Volunteers wore the bracelets overnight, sleeping, showering, eating, and even attending sessions with the bracelets on. “That’s a key benefit of this system,” says White. “Offenders can go about the business of rebuilding their lives, rather than spending their time waiting for a test or traveling to testing centers.” Volunteers returned to the booth the morning after the reception and viewed their test results on SCRAMNET, the Internet-based system that collects and stores the testing data.
Alcohol Monitoring Systems will again be demonstrating the product to volunteers at the Reno event. Attendees interested in participating in the program are encouraged to visit the booth early on February 8th.
The American Probation and Parole Association’s annual conferences draw thousands of professionals from fields such as adult and juvenile probation, parole, restitution management, residential programs, treatment and the judicial system. Representing over 35,000, APPA is an international nonprofit organization committed to realistic and effective probation, parole and community-based correctional programming.

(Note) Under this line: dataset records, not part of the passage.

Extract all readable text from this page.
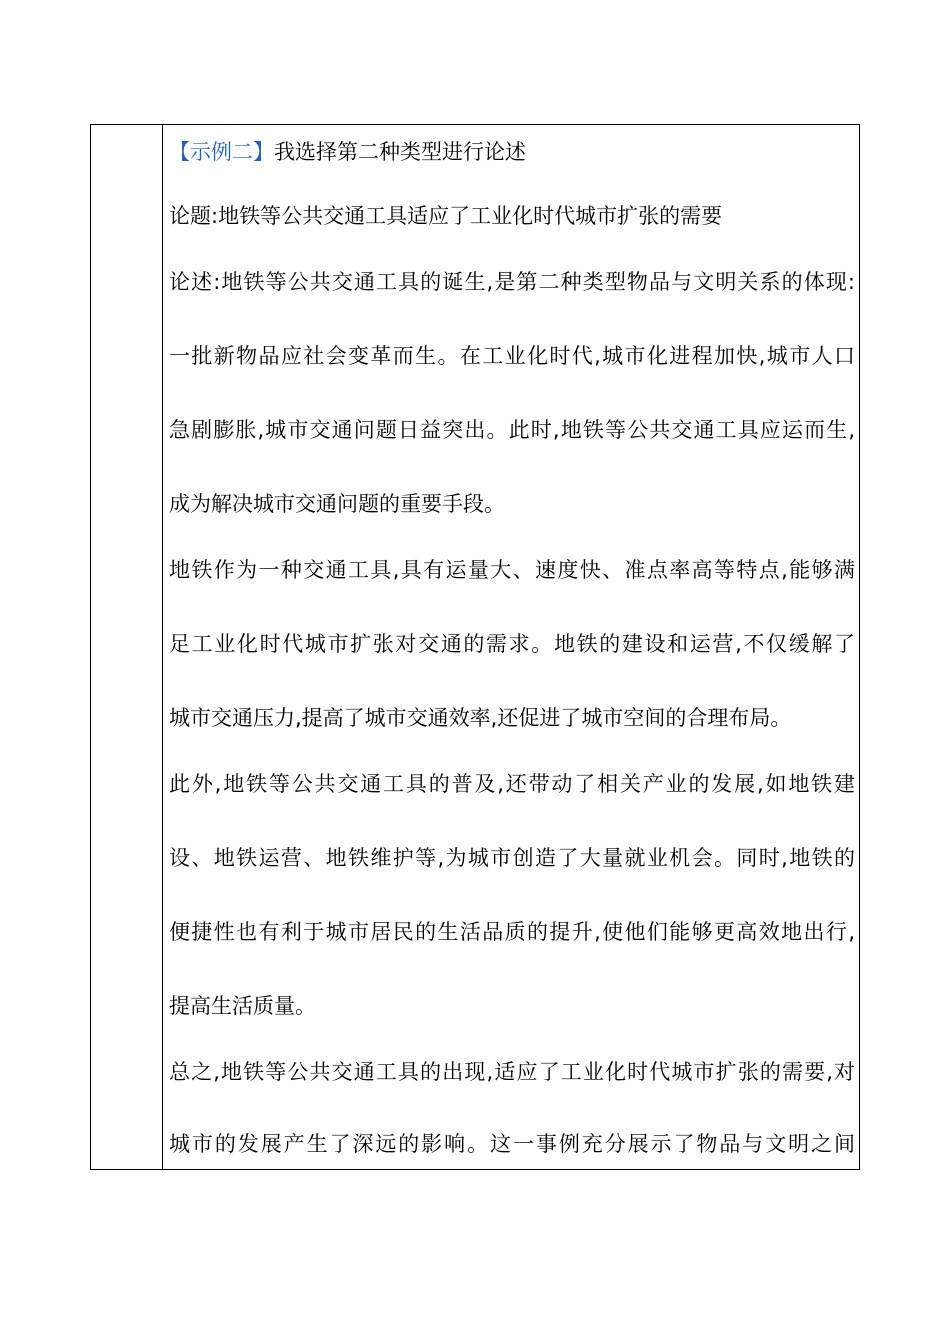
【示例二】我选择第二种类型进行论述
论题:地铁等公共交通工具适应了工业化时代城市扩张的需要
论述:地铁等公共交通工具的诞生,是第二种类型物品与文明关系的体现:
一批新物品应社会变革而生。在工业化时代,城市化进程加快,城市人口
急剧膨胀,城市交通问题日益突出。此时,地铁等公共交通工具应运而生,
成为解决城市交通问题的重要手段。
地铁作为一种交通工具,具有运量大、速度快、准点率高等特点,能够满
足工业化时代城市扩张对交通的需求。地铁的建设和运营,不仅缓解了
城市交通压力,提高了城市交通效率,还促进了城市空间的合理布局。
此外,地铁等公共交通工具的普及,还带动了相关产业的发展,如地铁建
设、地铁运营、地铁维护等,为城市创造了大量就业机会。同时,地铁的
便捷性也有利于城市居民的生活品质的提升,使他们能够更高效地出行,
提高生活质量。
总之,地铁等公共交通工具的出现,适应了工业化时代城市扩张的需要,对
城市的发展产生了深远的影响。这一事例充分展示了物品与文明之间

Established in 1997, Alcohol Monitoring Systems (AMS) manufactures the world’s only non-invasive alcohol-detection system that automatically tests for alcohol every hour, 24 hours a day, regardless of the offender’s location. SCRAM™ – or Secure Continuous Remote Alcohol Monitor™ – is the only alcohol-testing technology to use transdermal analysis to determine an offender’s blood alcohol content. SCRAM fully automates the alcohol testing and reporting process, providing community corrections, law enforcement, and treatment organizations nationwide with the ability to classify DUI offenders and assess compliance with sentencing requirements and treatment guidelines. AMS is a privately held company headquartered in Highlands Ranch, Colorado.